EU urges second COVID-19 boosters for people ages 60 to 79
The European Union said Monday it’s “critical” that authorities in the 27-nation bloc consider giving second coronavirus booster shots to people between the ages of 60 and 79 years and other vulnerable people, as a new wave of the pandemic sweeps over the continent.
“With cases and hospitalizations rising again as we enter the summer period, I urge everybody to get vaccinated and boosted as quickly as possible. There is no time to lose,” European Commissioner for Health and Food Safety Stella Kyriakides said in a statement.
The European Center for Disease Prevention and Control (ECDC) and the European Medicines Agency said that the second boosters can be given at least four months after the first booster.
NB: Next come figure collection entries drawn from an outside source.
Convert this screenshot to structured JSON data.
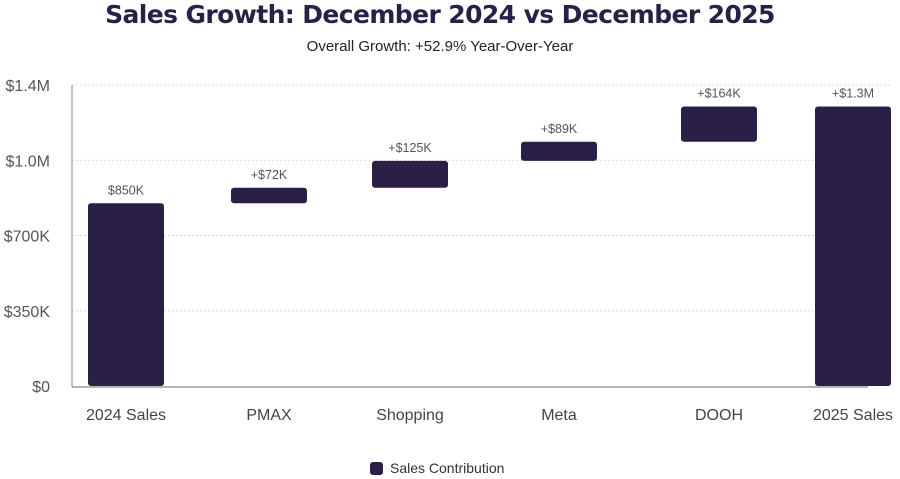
{
  "chart_data": {
    "type": "bar",
    "subtype": "waterfall",
    "title": "Sales Growth: December 2024 vs December 2025",
    "subtitle": "Overall Growth: +52.9% Year-Over-Year",
    "xlabel": "",
    "ylabel": "",
    "ylim": [
      0,
      1400000
    ],
    "yticks": [
      {
        "value": 0,
        "label": "$0"
      },
      {
        "value": 350000,
        "label": "$350K"
      },
      {
        "value": 700000,
        "label": "$700K"
      },
      {
        "value": 1050000,
        "label": "$1.0M"
      },
      {
        "value": 1400000,
        "label": "$1.4M"
      }
    ],
    "grid": true,
    "categories": [
      "2024 Sales",
      "PMAX",
      "Shopping",
      "Meta",
      "DOOH",
      "2025 Sales"
    ],
    "series": [
      {
        "name": "Sales Contribution",
        "color": "#2a1f47",
        "bars": [
          {
            "category": "2024 Sales",
            "kind": "total",
            "start": 0,
            "end": 850000,
            "label": "$850K"
          },
          {
            "category": "PMAX",
            "kind": "delta",
            "start": 850000,
            "end": 922000,
            "label": "+$72K"
          },
          {
            "category": "Shopping",
            "kind": "delta",
            "start": 922000,
            "end": 1047000,
            "label": "+$125K"
          },
          {
            "category": "Meta",
            "kind": "delta",
            "start": 1047000,
            "end": 1136000,
            "label": "+$89K"
          },
          {
            "category": "DOOH",
            "kind": "delta",
            "start": 1136000,
            "end": 1300000,
            "label": "+$164K"
          },
          {
            "category": "2025 Sales",
            "kind": "total",
            "start": 0,
            "end": 1300000,
            "label": "+$1.3M"
          }
        ]
      }
    ],
    "legend": {
      "position": "bottom-center",
      "entries": [
        "Sales Contribution"
      ]
    }
  }
}
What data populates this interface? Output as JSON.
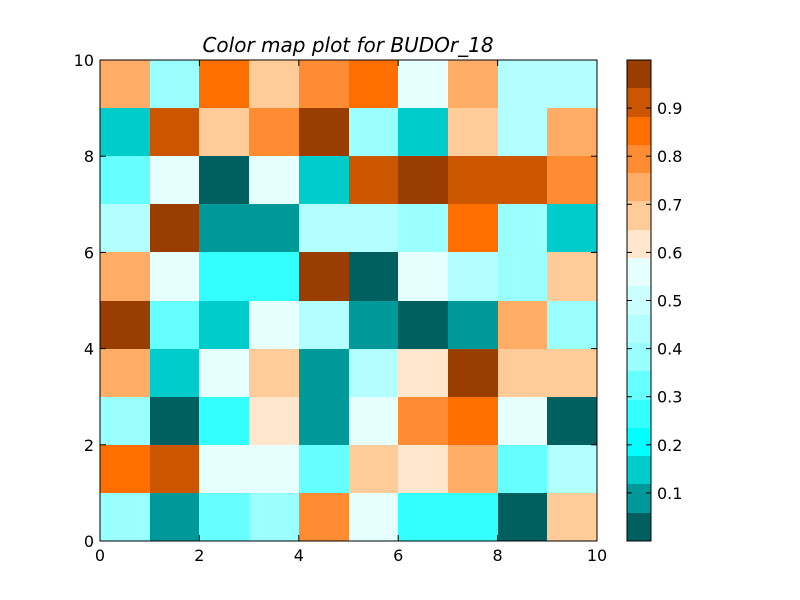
{
  "chart_data": {
    "type": "heatmap",
    "title": "Color map plot for BUDOr_18",
    "xlabel": "",
    "ylabel": "",
    "xlim": [
      0,
      10
    ],
    "ylim": [
      0,
      10
    ],
    "x_ticks": [
      "0",
      "2",
      "4",
      "6",
      "8",
      "10"
    ],
    "y_ticks": [
      "0",
      "2",
      "4",
      "6",
      "8",
      "10"
    ],
    "grid": false,
    "colorbar": {
      "range": [
        0,
        1
      ],
      "ticks": [
        "0.1",
        "0.2",
        "0.3",
        "0.4",
        "0.5",
        "0.6",
        "0.7",
        "0.8",
        "0.9"
      ],
      "colors": [
        "#006060",
        "#009999",
        "#00cccc",
        "#00ffff",
        "#33ffff",
        "#66ffff",
        "#99ffff",
        "#b3ffff",
        "#ccffff",
        "#e6ffff",
        "#ffe6cc",
        "#ffcc99",
        "#ffad66",
        "#ff8c33",
        "#ff6f00",
        "#cc5500",
        "#993d00"
      ]
    },
    "rows_top_to_bottom": [
      [
        0.75,
        0.38,
        0.86,
        0.7,
        0.81,
        0.86,
        0.54,
        0.75,
        0.47,
        0.47
      ],
      [
        0.15,
        0.91,
        0.7,
        0.81,
        0.97,
        0.41,
        0.15,
        0.7,
        0.47,
        0.75
      ],
      [
        0.32,
        0.53,
        0.03,
        0.53,
        0.15,
        0.91,
        0.97,
        0.91,
        0.91,
        0.81
      ],
      [
        0.47,
        0.97,
        0.09,
        0.09,
        0.47,
        0.47,
        0.41,
        0.86,
        0.38,
        0.15
      ],
      [
        0.75,
        0.56,
        0.26,
        0.26,
        0.97,
        0.03,
        0.56,
        0.47,
        0.41,
        0.7
      ],
      [
        0.97,
        0.32,
        0.15,
        0.56,
        0.47,
        0.09,
        0.03,
        0.09,
        0.75,
        0.38
      ],
      [
        0.75,
        0.15,
        0.53,
        0.7,
        0.09,
        0.47,
        0.62,
        0.97,
        0.7,
        0.7
      ],
      [
        0.41,
        0.03,
        0.26,
        0.62,
        0.09,
        0.56,
        0.81,
        0.86,
        0.53,
        0.03
      ],
      [
        0.86,
        0.91,
        0.53,
        0.53,
        0.32,
        0.7,
        0.62,
        0.75,
        0.32,
        0.47
      ],
      [
        0.41,
        0.09,
        0.32,
        0.38,
        0.81,
        0.53,
        0.26,
        0.26,
        0.03,
        0.7
      ]
    ]
  }
}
Monday’s advice comes after the agencies in April recommended that people over age 80 be considered for a second booster.
“As a new wave is currently underway in Europe, with increasing rates of hospital and intensive care unit admissions, it is critical that public health authorities now consider people between 60 and 79 as well as vulnerable persons of any age for a second booster,” the agencies said in a statement.
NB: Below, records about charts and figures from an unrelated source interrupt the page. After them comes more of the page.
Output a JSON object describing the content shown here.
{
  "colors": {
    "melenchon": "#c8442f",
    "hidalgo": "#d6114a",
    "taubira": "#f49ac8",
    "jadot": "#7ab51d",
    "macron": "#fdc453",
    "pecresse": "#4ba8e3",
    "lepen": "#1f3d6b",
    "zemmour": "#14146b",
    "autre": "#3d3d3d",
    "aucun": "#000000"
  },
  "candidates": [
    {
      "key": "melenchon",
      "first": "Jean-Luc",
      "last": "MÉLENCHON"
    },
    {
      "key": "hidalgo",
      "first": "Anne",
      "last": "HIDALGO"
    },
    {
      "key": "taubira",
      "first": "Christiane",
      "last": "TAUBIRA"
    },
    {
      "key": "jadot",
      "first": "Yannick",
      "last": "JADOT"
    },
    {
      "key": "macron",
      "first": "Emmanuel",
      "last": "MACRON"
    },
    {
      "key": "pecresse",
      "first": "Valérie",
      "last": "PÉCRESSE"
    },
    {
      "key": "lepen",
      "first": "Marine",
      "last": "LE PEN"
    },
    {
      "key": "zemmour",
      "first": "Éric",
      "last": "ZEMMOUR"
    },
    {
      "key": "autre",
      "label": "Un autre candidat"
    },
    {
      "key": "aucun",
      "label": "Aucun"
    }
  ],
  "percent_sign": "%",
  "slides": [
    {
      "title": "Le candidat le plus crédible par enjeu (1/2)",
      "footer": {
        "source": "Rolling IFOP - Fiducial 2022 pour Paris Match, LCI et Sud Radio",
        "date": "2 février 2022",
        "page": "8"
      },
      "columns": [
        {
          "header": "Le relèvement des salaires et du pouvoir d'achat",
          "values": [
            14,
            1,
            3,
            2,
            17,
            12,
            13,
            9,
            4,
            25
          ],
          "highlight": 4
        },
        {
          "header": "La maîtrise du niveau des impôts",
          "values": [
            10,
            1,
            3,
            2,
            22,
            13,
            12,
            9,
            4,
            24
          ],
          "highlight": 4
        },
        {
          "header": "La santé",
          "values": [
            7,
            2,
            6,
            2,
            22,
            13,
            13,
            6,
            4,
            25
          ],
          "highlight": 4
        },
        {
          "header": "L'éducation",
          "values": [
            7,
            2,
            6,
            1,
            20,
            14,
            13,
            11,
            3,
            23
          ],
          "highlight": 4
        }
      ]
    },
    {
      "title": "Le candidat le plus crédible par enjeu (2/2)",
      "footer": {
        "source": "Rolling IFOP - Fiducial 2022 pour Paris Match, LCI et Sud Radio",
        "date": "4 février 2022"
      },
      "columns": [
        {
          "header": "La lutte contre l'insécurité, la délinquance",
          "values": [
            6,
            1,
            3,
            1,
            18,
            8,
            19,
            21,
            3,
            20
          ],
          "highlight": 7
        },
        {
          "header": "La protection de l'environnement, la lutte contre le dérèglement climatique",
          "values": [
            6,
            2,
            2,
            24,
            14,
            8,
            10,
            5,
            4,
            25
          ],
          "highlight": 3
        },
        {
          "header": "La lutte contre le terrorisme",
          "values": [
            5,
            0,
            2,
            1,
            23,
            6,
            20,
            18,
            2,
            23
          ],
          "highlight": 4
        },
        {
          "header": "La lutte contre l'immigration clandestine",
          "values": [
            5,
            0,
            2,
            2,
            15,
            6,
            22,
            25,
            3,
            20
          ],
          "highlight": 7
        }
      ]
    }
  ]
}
ECDC Director Andrea Ammon said that the new wave is being driven by the highly transmissible BA.5 mutation of the omicron variant of the coronavirus.
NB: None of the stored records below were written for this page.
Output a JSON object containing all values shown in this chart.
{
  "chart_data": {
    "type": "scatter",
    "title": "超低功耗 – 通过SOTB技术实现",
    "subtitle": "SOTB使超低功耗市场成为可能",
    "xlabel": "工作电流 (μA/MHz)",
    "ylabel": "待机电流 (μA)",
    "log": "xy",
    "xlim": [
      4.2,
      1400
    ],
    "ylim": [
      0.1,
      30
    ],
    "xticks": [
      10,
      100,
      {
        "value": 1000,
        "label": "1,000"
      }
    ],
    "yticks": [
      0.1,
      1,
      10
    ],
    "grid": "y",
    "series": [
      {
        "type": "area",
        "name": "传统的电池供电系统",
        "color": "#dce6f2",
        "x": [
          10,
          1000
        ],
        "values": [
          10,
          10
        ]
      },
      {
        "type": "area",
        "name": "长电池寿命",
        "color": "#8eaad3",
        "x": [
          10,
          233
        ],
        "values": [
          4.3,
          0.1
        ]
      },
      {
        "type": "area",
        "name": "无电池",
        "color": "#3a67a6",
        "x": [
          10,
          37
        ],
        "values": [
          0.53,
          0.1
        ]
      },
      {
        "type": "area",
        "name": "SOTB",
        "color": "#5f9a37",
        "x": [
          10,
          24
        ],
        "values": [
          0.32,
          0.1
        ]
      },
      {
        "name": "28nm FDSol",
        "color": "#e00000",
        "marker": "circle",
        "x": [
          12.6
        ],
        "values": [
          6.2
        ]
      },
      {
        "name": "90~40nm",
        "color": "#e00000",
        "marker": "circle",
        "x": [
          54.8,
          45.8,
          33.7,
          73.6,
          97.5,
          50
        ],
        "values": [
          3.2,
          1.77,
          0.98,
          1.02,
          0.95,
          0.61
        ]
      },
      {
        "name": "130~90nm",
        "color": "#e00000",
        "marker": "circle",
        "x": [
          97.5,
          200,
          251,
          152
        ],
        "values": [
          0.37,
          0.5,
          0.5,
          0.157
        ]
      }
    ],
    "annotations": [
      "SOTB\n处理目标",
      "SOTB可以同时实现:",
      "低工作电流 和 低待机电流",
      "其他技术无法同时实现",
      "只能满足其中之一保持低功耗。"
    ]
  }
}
‘This signals the start of a new, widespread COVID-19 wave across the European Union,” she said. “There are still too many individuals at risk of severe COVID-19 infection whom we need to protect as soon as possible. We need to remind people of the importance of vaccination from the very first shot to the second booster. We have to start today.”
The agencies said that at the moment there is “no clear evidence to support giving a second booster dose to people below 60 years of age who are not at higher risk of severe disease.” There also is no immediate need to give second boosters to health care workers or those working in long-term care homes unless they are at high risk, they added.
Monday’s advice from the EU comes as scientists worry about a new omicron mutant—called BA2.75—that is gaining ground in India and popping up in other countries.